Using tracking methods such as your cardio fitness score and your Active Zone Minutes, gives you the opportunity to celebrate the small victories along the way. With this approach, you are choosing to focus on the impact of your physical activity efforts while also tracking your aerobic progress.
Nutrition. Eating is our fuel and foundation as human beings. It is also one of the most unique and important aspects of any health journey. Over the years many have been exposed to different healthy eating strategies and guidelines. As more information is uncovered about the human body and what makes it thrive, the guidelines continue to evolve. With this new information, many people have begun to develop a new relationship with food on the road to health and weight management.
Taking the time to investigate what is in your food can increase your awareness and support more mindful decision making. Mindful eating is a strategy that opens the way for simple changes to your everyday eating habits. When mindful eating is employed, healthy eating to lose weight can be as simple as swapping ingredients in some of your favorite foods.
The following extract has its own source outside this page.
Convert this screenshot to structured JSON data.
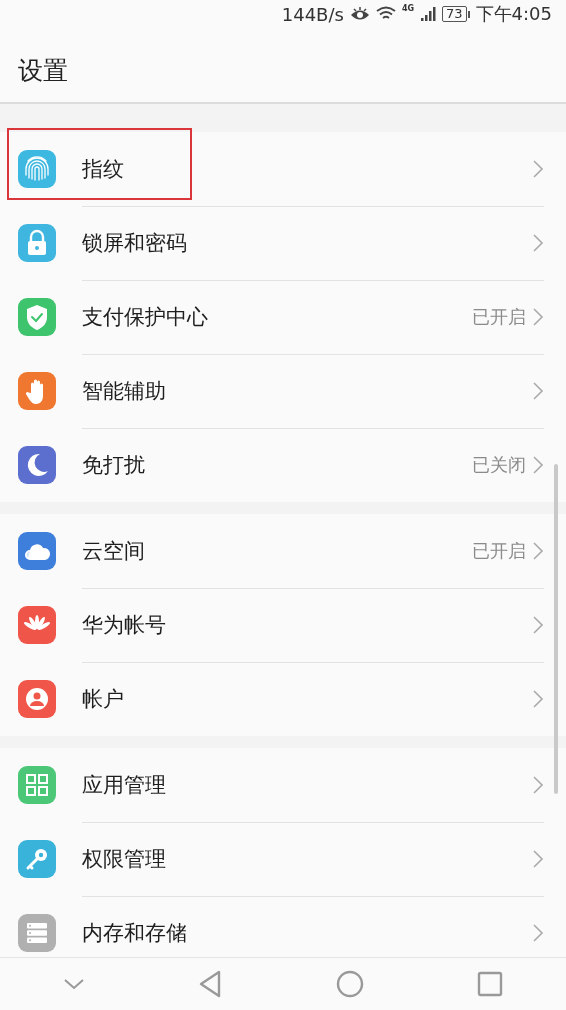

Additionally, an intuitive eating program can have many benefits for improving your relationship with food in a way that is both healthy and sustainable.
Are you someone who wants to experiment with alternative options to tracking your progress with a scale?
While it can be an essential tool for seeing changes in your body, give yourself permission to activate your creativity and explore a few new ideas for marking moments of personal success, while empowering your self-esteem and confidence at the same time.
This information is for educational purposes only and is not intended as a substitute for medical diagnosis or treatment. You should not use this information to diagnose or treat a health problem or condition. Always check with your doctor before changing your diet, altering your sleep habits, taking supplements, or starting a new fitness routine.